ケレン味溢れるテイストで、宇宙人相手に退く姿勢を見せない総司。完全にテンションが振り切れていた。

繰り返すが、宇宙船にスゴい翻訳機能が搭載されているのだ。


「おっと、正義の味方さんだったかな?どこの星にもいるのなぁ、お前みたいなバカ。・・・お呼びじゃない、引っ込んでろ!

で!俺様たちの目的は、侵略ではない!」


ガッツはナメきった態度で総司を一笑し、アルティランダーの前方に威嚇射撃を見舞った。


「あっ、ぶねぇ!クソッ、こんなので傷つけられてたまるか!何だよ、イキリ宇宙人め!」


バックして華麗にかわした総司は、ガッツに怒りを露わにする。


「面白そうなのが出てきたけど、そんな変な車でアタシたちをどうしようっての?キャア、こわ~い。」


ジャネット操るバンキッシュからも、控えめビームが何発か、総司に送られる。しかし総司はそれらを、巧みな操縦技術で全て回避するのであった。

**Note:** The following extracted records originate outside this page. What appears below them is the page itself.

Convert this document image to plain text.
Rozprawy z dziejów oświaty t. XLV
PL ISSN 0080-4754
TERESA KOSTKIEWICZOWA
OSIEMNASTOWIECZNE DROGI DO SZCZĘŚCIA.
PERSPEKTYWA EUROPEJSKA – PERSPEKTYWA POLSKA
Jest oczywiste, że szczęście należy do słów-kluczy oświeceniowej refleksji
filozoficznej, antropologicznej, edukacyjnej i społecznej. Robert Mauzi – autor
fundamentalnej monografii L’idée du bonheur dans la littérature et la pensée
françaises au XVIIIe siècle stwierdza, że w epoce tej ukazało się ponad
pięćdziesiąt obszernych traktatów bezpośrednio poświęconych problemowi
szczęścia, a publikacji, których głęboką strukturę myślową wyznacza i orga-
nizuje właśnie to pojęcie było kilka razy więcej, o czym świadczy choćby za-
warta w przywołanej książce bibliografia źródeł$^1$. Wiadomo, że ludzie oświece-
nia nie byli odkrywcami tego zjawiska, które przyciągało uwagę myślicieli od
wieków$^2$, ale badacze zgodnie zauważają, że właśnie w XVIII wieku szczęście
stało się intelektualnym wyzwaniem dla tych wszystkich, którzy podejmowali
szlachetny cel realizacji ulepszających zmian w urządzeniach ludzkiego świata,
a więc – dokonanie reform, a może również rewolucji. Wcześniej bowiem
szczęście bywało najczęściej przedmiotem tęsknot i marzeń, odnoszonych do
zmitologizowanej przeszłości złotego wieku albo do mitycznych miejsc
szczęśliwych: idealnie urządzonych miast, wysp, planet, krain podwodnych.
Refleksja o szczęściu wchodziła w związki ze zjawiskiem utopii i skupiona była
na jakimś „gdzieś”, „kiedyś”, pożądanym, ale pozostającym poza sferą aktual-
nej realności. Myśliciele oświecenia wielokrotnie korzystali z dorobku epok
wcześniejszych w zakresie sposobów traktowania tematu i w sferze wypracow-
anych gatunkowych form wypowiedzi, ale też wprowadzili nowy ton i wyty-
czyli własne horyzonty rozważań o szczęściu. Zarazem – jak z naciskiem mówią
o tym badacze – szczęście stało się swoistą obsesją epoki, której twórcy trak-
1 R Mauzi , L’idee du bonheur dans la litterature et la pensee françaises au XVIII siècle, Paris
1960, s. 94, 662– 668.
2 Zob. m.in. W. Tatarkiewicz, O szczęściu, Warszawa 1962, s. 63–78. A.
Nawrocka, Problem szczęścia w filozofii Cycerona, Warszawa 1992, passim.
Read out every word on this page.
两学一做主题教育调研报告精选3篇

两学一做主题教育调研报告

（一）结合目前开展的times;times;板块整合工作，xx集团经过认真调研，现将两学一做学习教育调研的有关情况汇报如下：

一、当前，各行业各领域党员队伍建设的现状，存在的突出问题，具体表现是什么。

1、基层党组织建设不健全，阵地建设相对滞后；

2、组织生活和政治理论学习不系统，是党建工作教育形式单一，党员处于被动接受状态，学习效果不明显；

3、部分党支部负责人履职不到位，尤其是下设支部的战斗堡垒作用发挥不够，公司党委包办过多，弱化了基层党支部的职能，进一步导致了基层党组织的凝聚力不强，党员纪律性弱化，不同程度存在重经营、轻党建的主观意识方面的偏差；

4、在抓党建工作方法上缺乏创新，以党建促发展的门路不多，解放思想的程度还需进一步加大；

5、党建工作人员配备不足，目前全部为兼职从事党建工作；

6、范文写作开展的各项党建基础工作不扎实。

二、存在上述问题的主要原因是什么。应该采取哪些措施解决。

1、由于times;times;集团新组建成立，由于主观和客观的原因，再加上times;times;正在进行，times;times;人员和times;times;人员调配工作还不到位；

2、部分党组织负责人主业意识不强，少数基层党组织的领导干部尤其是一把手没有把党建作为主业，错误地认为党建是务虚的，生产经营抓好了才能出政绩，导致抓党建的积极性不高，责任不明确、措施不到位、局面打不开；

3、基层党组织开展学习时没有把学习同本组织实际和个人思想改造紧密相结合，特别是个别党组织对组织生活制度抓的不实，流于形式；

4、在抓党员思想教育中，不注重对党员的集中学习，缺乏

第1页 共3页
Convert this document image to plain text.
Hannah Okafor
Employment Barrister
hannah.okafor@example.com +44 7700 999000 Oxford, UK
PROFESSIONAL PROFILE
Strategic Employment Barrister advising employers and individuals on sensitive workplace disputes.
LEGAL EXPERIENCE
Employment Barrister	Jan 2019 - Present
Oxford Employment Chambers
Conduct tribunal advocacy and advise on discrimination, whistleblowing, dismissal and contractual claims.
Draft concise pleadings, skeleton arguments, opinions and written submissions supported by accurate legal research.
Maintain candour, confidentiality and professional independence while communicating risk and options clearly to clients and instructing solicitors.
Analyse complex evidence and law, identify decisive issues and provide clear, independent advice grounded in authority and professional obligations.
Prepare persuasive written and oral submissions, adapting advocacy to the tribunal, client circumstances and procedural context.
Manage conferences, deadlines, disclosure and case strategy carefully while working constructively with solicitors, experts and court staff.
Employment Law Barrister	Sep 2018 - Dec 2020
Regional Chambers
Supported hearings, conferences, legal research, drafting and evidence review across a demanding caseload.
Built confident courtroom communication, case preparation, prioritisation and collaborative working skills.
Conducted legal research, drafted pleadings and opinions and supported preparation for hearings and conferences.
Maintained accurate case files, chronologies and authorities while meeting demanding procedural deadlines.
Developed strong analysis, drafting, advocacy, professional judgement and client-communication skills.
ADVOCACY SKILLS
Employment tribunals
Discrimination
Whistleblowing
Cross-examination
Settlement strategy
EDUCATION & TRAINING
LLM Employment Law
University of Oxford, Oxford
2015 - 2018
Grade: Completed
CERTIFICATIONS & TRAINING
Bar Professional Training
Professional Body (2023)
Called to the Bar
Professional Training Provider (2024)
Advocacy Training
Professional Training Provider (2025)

「なんっだよ、礼儀のなってねぇ宇宙人どもだな!鉄矢の方がよっぽど出来たやつだぜ。」


総司が苛立つと同時に、


「そりゃ僕は、何てったって挨拶のプロだからね!」


コックピット左側のモニターに、鉄矢の顔が映し出された。


「うおっ、ビックリした!おおっ?もしかして、こっちの状況見えてるのか?!」


「おう、内部と外部のカメラで全部な!」


士郎の大きな顔も、画面狭しと映し出された。


「総司さん、無理はしないでね。こうなったら、好きなようにとことんやって!建物は壊しちゃダメよ?!」


百合子が、心配そうに微笑んで、親指を立てている。


「わかった、ありがとう百合ちゃん!変形だ!」


「行ったれ行ったれ!」


「頑張れ兄ちゃん!」


「夕ご飯作って待ってるから!」


コックピットが途端に騒がしくなるとともに、総司が叫ぶ。


「GO!アルティランダー・アタックモォォォード!!!」


やはりわずか数秒で、車両形態から人型に変形を成したアルティランダー。そして完了と同時に、バンキッシュに飛び掛かる。


「こンのヤロォー!!」


地球の拳が、宇宙人のボディーに、鈍い金属音と共に直撃する。